[Hypatia by Charles Kingsley]@TWC D-Link bookHypatia CHAPTER XIV: THE ROCKS OF THE SIRENS 12/12
After the manner of women, she crowned him, in her own imagination, with all powers and excellences which she would have wished him to possess, as well as with those which he actually manifested, till Philammon would have been as much astonished as self-glorified could he have seen the idealised caricature of himself which the sweet enthusiast had painted for her private enjoyment.
They were blissful months those to poor Hypatia.
Orestes, for some reason or other, had neglected to urge his suit, and the Iphigenia-sacrifice had retired mercifully into the background.
Perhaps she should be able now to accomplish all without it.

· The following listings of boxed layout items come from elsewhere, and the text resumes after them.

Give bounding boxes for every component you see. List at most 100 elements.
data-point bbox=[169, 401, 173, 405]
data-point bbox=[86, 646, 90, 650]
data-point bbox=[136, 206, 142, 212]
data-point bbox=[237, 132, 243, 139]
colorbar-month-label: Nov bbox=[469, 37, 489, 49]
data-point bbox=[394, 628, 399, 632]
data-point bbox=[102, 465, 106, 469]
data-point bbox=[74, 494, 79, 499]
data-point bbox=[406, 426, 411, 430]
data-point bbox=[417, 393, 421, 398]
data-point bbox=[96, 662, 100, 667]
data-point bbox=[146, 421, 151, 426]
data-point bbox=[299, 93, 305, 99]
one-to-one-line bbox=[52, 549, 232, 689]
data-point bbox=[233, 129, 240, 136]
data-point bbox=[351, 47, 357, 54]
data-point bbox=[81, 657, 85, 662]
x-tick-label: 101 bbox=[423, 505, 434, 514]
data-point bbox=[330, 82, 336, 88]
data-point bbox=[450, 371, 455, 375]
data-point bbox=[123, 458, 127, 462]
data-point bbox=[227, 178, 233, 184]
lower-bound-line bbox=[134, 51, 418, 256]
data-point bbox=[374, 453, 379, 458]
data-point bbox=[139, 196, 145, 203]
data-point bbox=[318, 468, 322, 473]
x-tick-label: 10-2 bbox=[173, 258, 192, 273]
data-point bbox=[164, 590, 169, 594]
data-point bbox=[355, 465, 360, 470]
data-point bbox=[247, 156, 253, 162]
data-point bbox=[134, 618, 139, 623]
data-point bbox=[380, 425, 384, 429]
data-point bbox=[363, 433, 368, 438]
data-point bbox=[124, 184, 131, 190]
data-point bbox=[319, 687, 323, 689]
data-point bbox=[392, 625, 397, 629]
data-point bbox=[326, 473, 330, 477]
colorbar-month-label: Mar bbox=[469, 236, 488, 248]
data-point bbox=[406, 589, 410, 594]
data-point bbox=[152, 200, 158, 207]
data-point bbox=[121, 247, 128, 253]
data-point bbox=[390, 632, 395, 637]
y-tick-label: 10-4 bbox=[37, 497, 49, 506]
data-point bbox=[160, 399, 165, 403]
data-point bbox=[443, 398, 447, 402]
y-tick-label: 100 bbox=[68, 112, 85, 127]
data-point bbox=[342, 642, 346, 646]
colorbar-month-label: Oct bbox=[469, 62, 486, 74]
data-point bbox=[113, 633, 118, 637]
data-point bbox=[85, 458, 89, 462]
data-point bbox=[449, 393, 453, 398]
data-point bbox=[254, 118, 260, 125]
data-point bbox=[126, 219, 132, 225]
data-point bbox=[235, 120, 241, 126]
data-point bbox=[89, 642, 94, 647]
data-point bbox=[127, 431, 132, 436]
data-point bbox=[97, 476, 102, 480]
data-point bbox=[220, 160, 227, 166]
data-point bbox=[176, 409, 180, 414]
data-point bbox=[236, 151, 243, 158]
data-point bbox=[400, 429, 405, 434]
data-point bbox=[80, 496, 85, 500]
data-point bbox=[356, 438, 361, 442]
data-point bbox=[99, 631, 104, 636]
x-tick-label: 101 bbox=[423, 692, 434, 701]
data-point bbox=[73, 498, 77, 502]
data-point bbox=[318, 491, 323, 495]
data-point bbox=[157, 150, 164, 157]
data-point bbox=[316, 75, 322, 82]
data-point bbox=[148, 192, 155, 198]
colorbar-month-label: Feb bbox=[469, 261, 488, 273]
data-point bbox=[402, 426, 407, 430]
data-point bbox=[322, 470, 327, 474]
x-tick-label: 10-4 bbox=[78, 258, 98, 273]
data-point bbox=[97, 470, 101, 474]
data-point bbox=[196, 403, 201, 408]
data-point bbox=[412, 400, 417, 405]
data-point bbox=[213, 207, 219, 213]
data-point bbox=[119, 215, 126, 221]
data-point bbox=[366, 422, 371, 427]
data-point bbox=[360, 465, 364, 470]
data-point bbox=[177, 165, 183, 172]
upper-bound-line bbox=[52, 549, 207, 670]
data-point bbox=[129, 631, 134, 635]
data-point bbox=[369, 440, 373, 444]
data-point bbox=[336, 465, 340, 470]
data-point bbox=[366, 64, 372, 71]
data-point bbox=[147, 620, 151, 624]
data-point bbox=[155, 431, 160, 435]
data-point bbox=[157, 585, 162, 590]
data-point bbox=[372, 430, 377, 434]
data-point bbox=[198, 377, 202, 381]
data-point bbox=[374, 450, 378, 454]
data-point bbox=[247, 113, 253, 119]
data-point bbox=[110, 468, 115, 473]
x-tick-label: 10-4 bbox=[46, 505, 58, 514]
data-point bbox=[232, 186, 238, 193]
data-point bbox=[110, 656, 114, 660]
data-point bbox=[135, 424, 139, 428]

And yet--it was so long to wait! Years might pass before Philammon's education was matured, and with them golden opportunities which might never recur again. 'Ah!' she sighed at times, 'that Julian had lived a generation later! That I could have brought all my hard-earned treasures to the feet of the Poet of the Sun, and cried, "Take me!--Hero, warrior, statesman, sage, priest of the God of Light! Take thy slave! Command her--send her--to martyrdom, if thou wilt!" A pretty price would that have been wherewith to buy the honour of being the meanest of thy apostles, the fellow-labourer of Iamblichus, Maximus, Libanius, and the choir of sages who upheld the throne of the last true Caesar!'.